The effects of the ban are already reaching consumers, as inflation in Russia worsened throughout August. Prices are 7.6 percent above where they were last year, exceeding the country’s inflation target of 5 percent.
In a Bloomberg article, Bank of America’s Chief Economist for Russia Vladimir Osakovskiy stated: “The acceleration is mainly due to the stronger-than-expected impact of the recent import bans. We expect another precautionary 50 basis-point rate hike later in the year, but the likelihood of a move in September is rising and will depend on the future trajectory of inflation.”
Black Sea Region to Continue Grain Exports
Russian officials have also publically stated that bans on various U.S. and EU agriculture imports will not affect Russian grain exports. They expect to export more grains in the 2014/2015 marketing year compared to last year, at approximately 28 million metric tons.

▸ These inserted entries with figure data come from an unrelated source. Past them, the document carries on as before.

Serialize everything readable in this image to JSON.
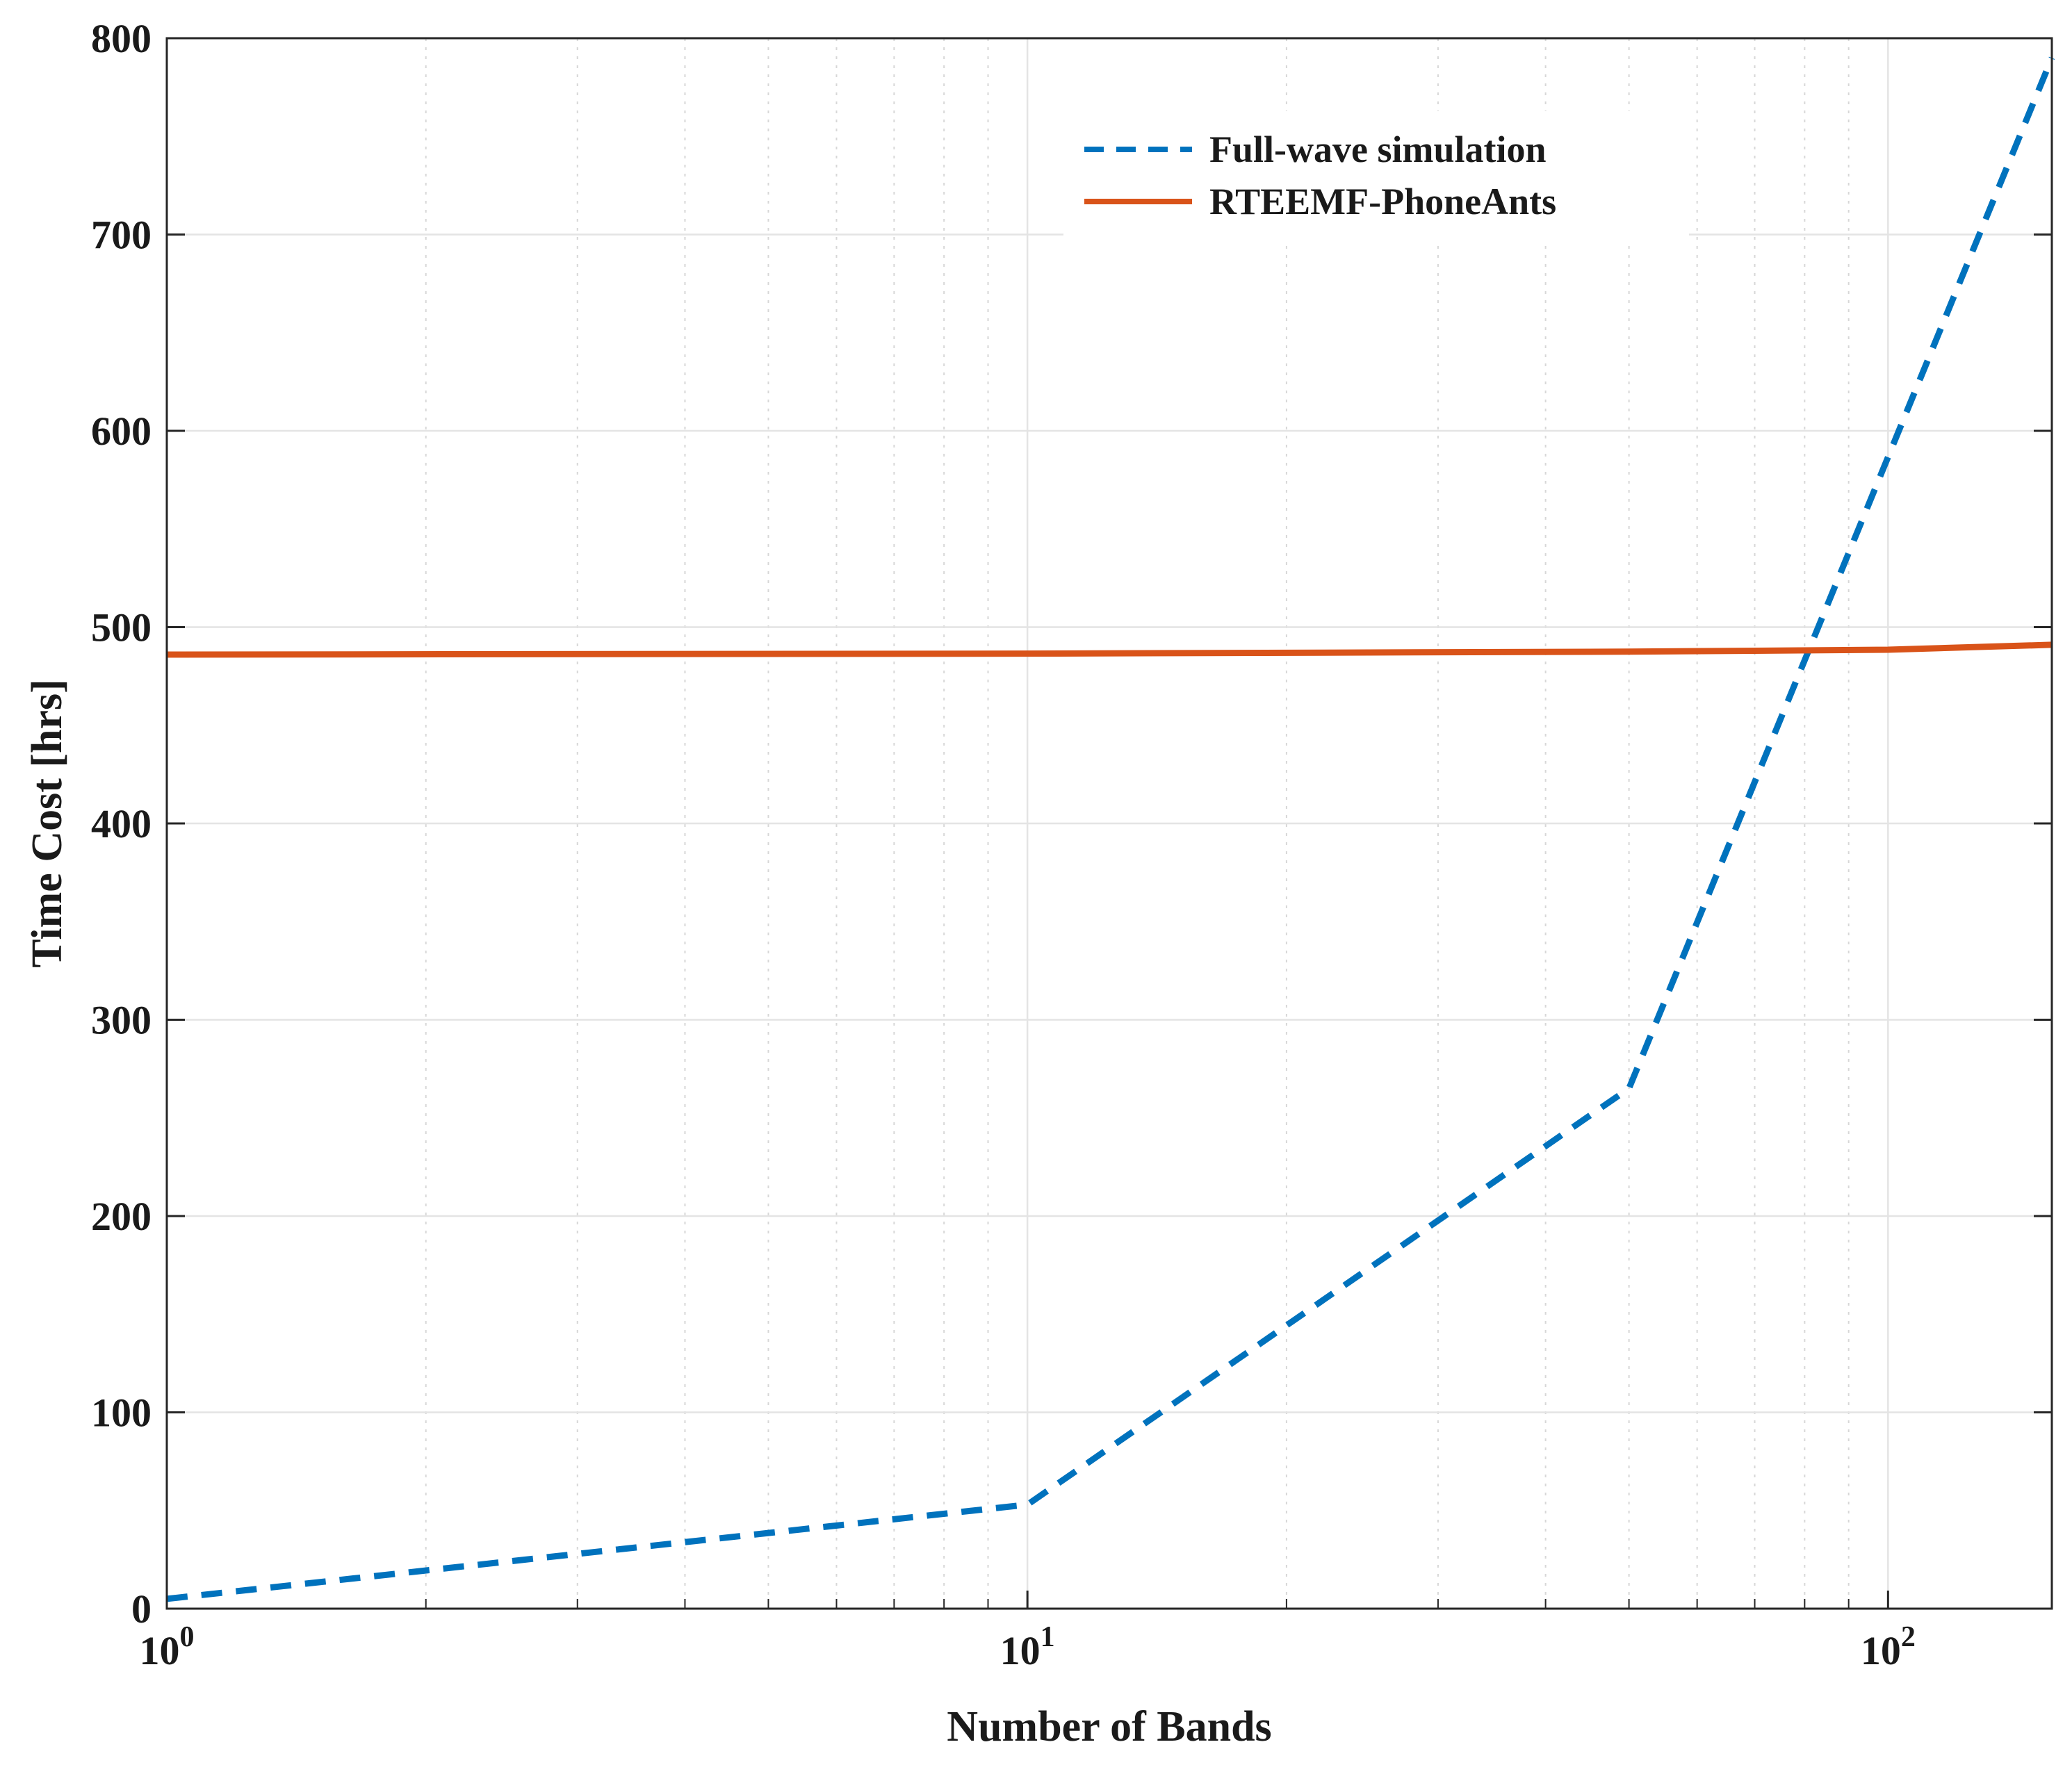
{
  "chart_data": {
    "type": "line",
    "title": "",
    "xlabel": "Number of Bands",
    "ylabel": "Time Cost [hrs]",
    "xscale": "log",
    "xlim": [
      1,
      155
    ],
    "ylim": [
      0,
      800
    ],
    "xticks": [
      {
        "value": 1,
        "base": "10",
        "exp": "0"
      },
      {
        "value": 10,
        "base": "10",
        "exp": "1"
      },
      {
        "value": 100,
        "base": "10",
        "exp": "2"
      }
    ],
    "yticks": [
      {
        "value": 0,
        "label": "0"
      },
      {
        "value": 100,
        "label": "100"
      },
      {
        "value": 200,
        "label": "200"
      },
      {
        "value": 300,
        "label": "300"
      },
      {
        "value": 400,
        "label": "400"
      },
      {
        "value": 500,
        "label": "500"
      },
      {
        "value": 600,
        "label": "600"
      },
      {
        "value": 700,
        "label": "700"
      },
      {
        "value": 800,
        "label": "800"
      }
    ],
    "grid": true,
    "legend_position": "top-right",
    "series": [
      {
        "name": "Full-wave simulation",
        "color": "#0072BD",
        "style": "dashed",
        "x": [
          1,
          10,
          50,
          155
        ],
        "y": [
          5,
          53,
          265,
          790
        ]
      },
      {
        "name": "RTEEMF-PhoneAnts",
        "color": "#D95319",
        "style": "solid",
        "x": [
          1,
          10,
          50,
          100,
          155
        ],
        "y": [
          486,
          486.5,
          487.5,
          488.5,
          491
        ]
      }
    ]
  }
}
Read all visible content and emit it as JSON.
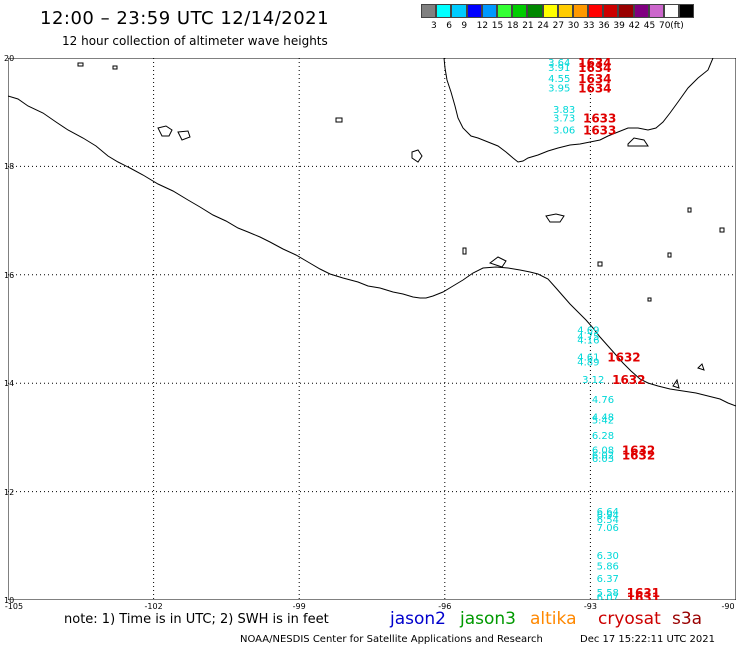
{
  "title": "12:00 – 23:59 UTC 12/14/2021",
  "subtitle": "12 hour collection of altimeter wave heights",
  "colorbar": {
    "colors": [
      "#808080",
      "#00ffff",
      "#00ccff",
      "#0000ff",
      "#0099ff",
      "#33ff33",
      "#00cc00",
      "#008800",
      "#ffff00",
      "#ffcc00",
      "#ff9900",
      "#ff0000",
      "#cc0000",
      "#990000",
      "#800080",
      "#cc66cc",
      "#ffffff",
      "#000000"
    ],
    "labels": [
      "3",
      "6",
      "9",
      "12",
      "15",
      "18",
      "21",
      "24",
      "27",
      "30",
      "33",
      "36",
      "39",
      "42",
      "45",
      "70"
    ],
    "unit": "(ft)"
  },
  "axes": {
    "y_labels": [
      "20",
      "18",
      "16",
      "14",
      "12",
      "10"
    ],
    "x_labels": [
      "-105",
      "-102",
      "-99",
      "-96",
      "-93",
      "-90"
    ]
  },
  "observations": [
    {
      "lat": 19.93,
      "lon": -93.5,
      "swh": "3.64",
      "time": "1634"
    },
    {
      "lat": 19.83,
      "lon": -93.5,
      "swh": "3.91",
      "time": "1634"
    },
    {
      "lat": 19.63,
      "lon": -93.5,
      "swh": "4.55",
      "time": "1634"
    },
    {
      "lat": 19.46,
      "lon": -93.5,
      "swh": "3.95",
      "time": "1634"
    },
    {
      "lat": 19.06,
      "lon": -93.4,
      "swh": "3.83",
      "time": ""
    },
    {
      "lat": 18.9,
      "lon": -93.4,
      "swh": "3.73",
      "time": "1633"
    },
    {
      "lat": 18.68,
      "lon": -93.4,
      "swh": "3.06",
      "time": "1633"
    },
    {
      "lat": 14.99,
      "lon": -92.9,
      "swh": "4.69",
      "time": ""
    },
    {
      "lat": 14.87,
      "lon": -92.9,
      "swh": "4.75",
      "time": ""
    },
    {
      "lat": 14.81,
      "lon": -92.9,
      "swh": "4.16",
      "time": ""
    },
    {
      "lat": 14.49,
      "lon": -92.9,
      "swh": "4.61",
      "time": "1632"
    },
    {
      "lat": 14.4,
      "lon": -92.9,
      "swh": "4.89",
      "time": ""
    },
    {
      "lat": 14.08,
      "lon": -92.8,
      "swh": "3.12",
      "time": "1632"
    },
    {
      "lat": 13.71,
      "lon": -92.6,
      "swh": "4.76",
      "time": ""
    },
    {
      "lat": 13.39,
      "lon": -92.6,
      "swh": "4.48",
      "time": ""
    },
    {
      "lat": 13.33,
      "lon": -92.6,
      "swh": "5.42",
      "time": ""
    },
    {
      "lat": 13.04,
      "lon": -92.6,
      "swh": "6.28",
      "time": ""
    },
    {
      "lat": 12.78,
      "lon": -92.6,
      "swh": "6.08",
      "time": "1632"
    },
    {
      "lat": 12.68,
      "lon": -92.6,
      "swh": "6.02",
      "time": "1632"
    },
    {
      "lat": 12.62,
      "lon": -92.6,
      "swh": "6.03",
      "time": ""
    },
    {
      "lat": 11.64,
      "lon": -92.5,
      "swh": "6.64",
      "time": ""
    },
    {
      "lat": 11.58,
      "lon": -92.5,
      "swh": "6.94",
      "time": ""
    },
    {
      "lat": 11.49,
      "lon": -92.5,
      "swh": "6.54",
      "time": ""
    },
    {
      "lat": 11.35,
      "lon": -92.5,
      "swh": "7.06",
      "time": ""
    },
    {
      "lat": 10.83,
      "lon": -92.5,
      "swh": "6.30",
      "time": ""
    },
    {
      "lat": 10.64,
      "lon": -92.5,
      "swh": "5.86",
      "time": ""
    },
    {
      "lat": 10.41,
      "lon": -92.5,
      "swh": "6.37",
      "time": ""
    },
    {
      "lat": 10.15,
      "lon": -92.5,
      "swh": "5.58",
      "time": "1631"
    },
    {
      "lat": 10.06,
      "lon": -92.5,
      "swh": "6.07",
      "time": "1631"
    }
  ],
  "obs_colors": {
    "swh": "#00d8d8",
    "time": "#e00000"
  },
  "note": "note:  1) Time is in UTC;  2) SWH is in feet",
  "legend": [
    {
      "label": "jason2",
      "color": "#0000cc"
    },
    {
      "label": "jason3",
      "color": "#009900"
    },
    {
      "label": "altika",
      "color": "#ff8800"
    },
    {
      "label": "cryosat",
      "color": "#cc0000"
    },
    {
      "label": "s3a",
      "color": "#990000"
    }
  ],
  "credit": "NOAA/NESDIS Center for Satellite Applications and Research",
  "timestamp": "Dec 17 15:22:11 UTC 2021"
}
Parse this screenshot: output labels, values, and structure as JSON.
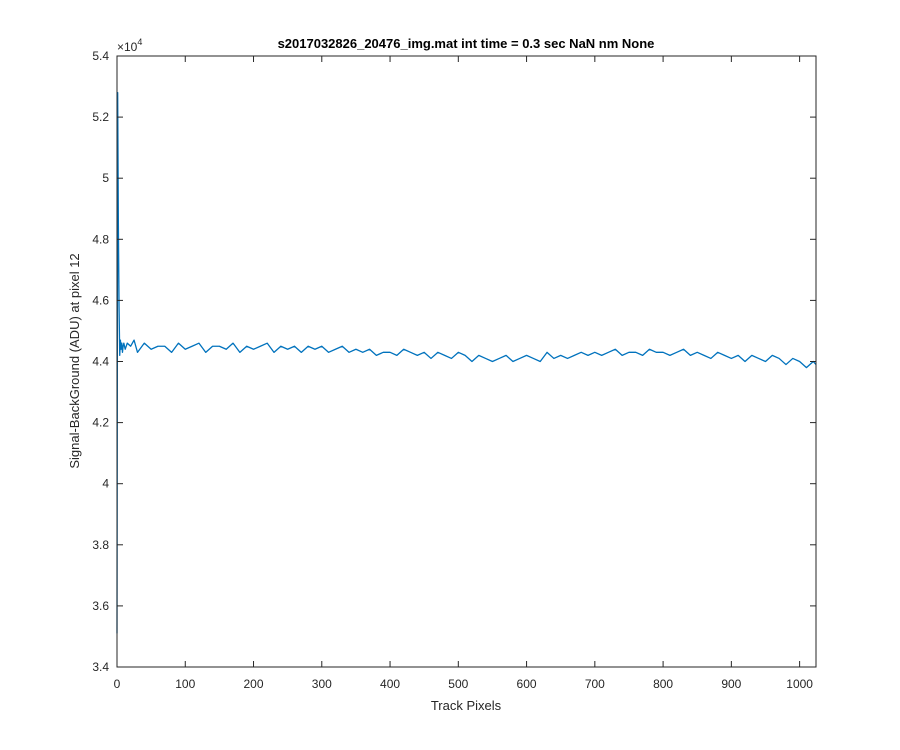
{
  "chart_data": {
    "type": "line",
    "title": "s2017032826_20476_img.mat int time = 0.3 sec  NaN nm None",
    "xlabel": "Track Pixels",
    "ylabel": "Signal-BackGround (ADU) at pixel 12",
    "y_exponent_base": "×10",
    "y_exponent_power": "4",
    "xlim": [
      0,
      1024
    ],
    "ylim": [
      34000,
      54000
    ],
    "x_ticks": [
      0,
      100,
      200,
      300,
      400,
      500,
      600,
      700,
      800,
      900,
      1000
    ],
    "y_ticks": [
      34000,
      36000,
      38000,
      40000,
      42000,
      44000,
      46000,
      48000,
      50000,
      52000,
      54000
    ],
    "x_tick_labels": [
      "0",
      "100",
      "200",
      "300",
      "400",
      "500",
      "600",
      "700",
      "800",
      "900",
      "1000"
    ],
    "y_tick_labels": [
      "3.4",
      "3.6",
      "3.8",
      "4",
      "4.2",
      "4.4",
      "4.6",
      "4.8",
      "5",
      "5.2",
      "5.4"
    ],
    "grid": false,
    "line_color": "#0072BD",
    "series": [
      {
        "x": [
          0,
          1,
          2,
          3,
          4,
          5,
          6,
          7,
          8,
          9,
          10,
          12,
          15,
          20,
          25,
          30,
          40,
          50,
          60,
          70,
          80,
          90,
          100,
          110,
          120,
          130,
          140,
          150,
          160,
          170,
          180,
          190,
          200,
          210,
          220,
          230,
          240,
          250,
          260,
          270,
          280,
          290,
          300,
          310,
          320,
          330,
          340,
          350,
          360,
          370,
          380,
          390,
          400,
          410,
          420,
          430,
          440,
          450,
          460,
          470,
          480,
          490,
          500,
          510,
          520,
          530,
          540,
          550,
          560,
          570,
          580,
          590,
          600,
          610,
          620,
          630,
          640,
          650,
          660,
          670,
          680,
          690,
          700,
          710,
          720,
          730,
          740,
          750,
          760,
          770,
          780,
          790,
          800,
          810,
          820,
          830,
          840,
          850,
          860,
          870,
          880,
          890,
          900,
          910,
          920,
          930,
          940,
          950,
          960,
          970,
          980,
          990,
          1000,
          1010,
          1020,
          1024
        ],
        "y": [
          35100,
          52800,
          48500,
          45800,
          44200,
          44700,
          44400,
          44600,
          44300,
          44500,
          44600,
          44400,
          44600,
          44500,
          44700,
          44300,
          44600,
          44400,
          44500,
          44500,
          44300,
          44600,
          44400,
          44500,
          44600,
          44300,
          44500,
          44500,
          44400,
          44600,
          44300,
          44500,
          44400,
          44500,
          44600,
          44300,
          44500,
          44400,
          44500,
          44300,
          44500,
          44400,
          44500,
          44300,
          44400,
          44500,
          44300,
          44400,
          44300,
          44400,
          44200,
          44300,
          44300,
          44200,
          44400,
          44300,
          44200,
          44300,
          44100,
          44300,
          44200,
          44100,
          44300,
          44200,
          44000,
          44200,
          44100,
          44000,
          44100,
          44200,
          44000,
          44100,
          44200,
          44100,
          44000,
          44300,
          44100,
          44200,
          44100,
          44200,
          44300,
          44200,
          44300,
          44200,
          44300,
          44400,
          44200,
          44300,
          44300,
          44200,
          44400,
          44300,
          44300,
          44200,
          44300,
          44400,
          44200,
          44300,
          44200,
          44100,
          44300,
          44200,
          44100,
          44200,
          44000,
          44200,
          44100,
          44000,
          44200,
          44100,
          43900,
          44100,
          44000,
          43800,
          44000,
          43900
        ]
      }
    ]
  }
}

“I don’t think the sanctions have fundamentally changed anything,” Macquarie Group analyst Christopher Gadd told Reuters. “Russia is still competitive on the export market and production looks likely to have exceeded expectations.”
Prices for grains out of the Black Sea region – in particular wheat – stayed high in August due to continued fighting in the Ukraine near Crimea. However, grain prices dropped recently to their lowest point in three weeks as leaders in Russia and the Ukraine agreed to take steps toward easing the conflict.
In the short-term, Russia’s food import bans have already affected Russian food prices more than expected, as inflation increased over the last month. The bans are also not stopping the country’s involvement in the grains trade since Russia still expects to see surpluses for export. However, the long-term effects of the bans have yet to be seen and only time will tell the true impact of these trade-disrupting measures.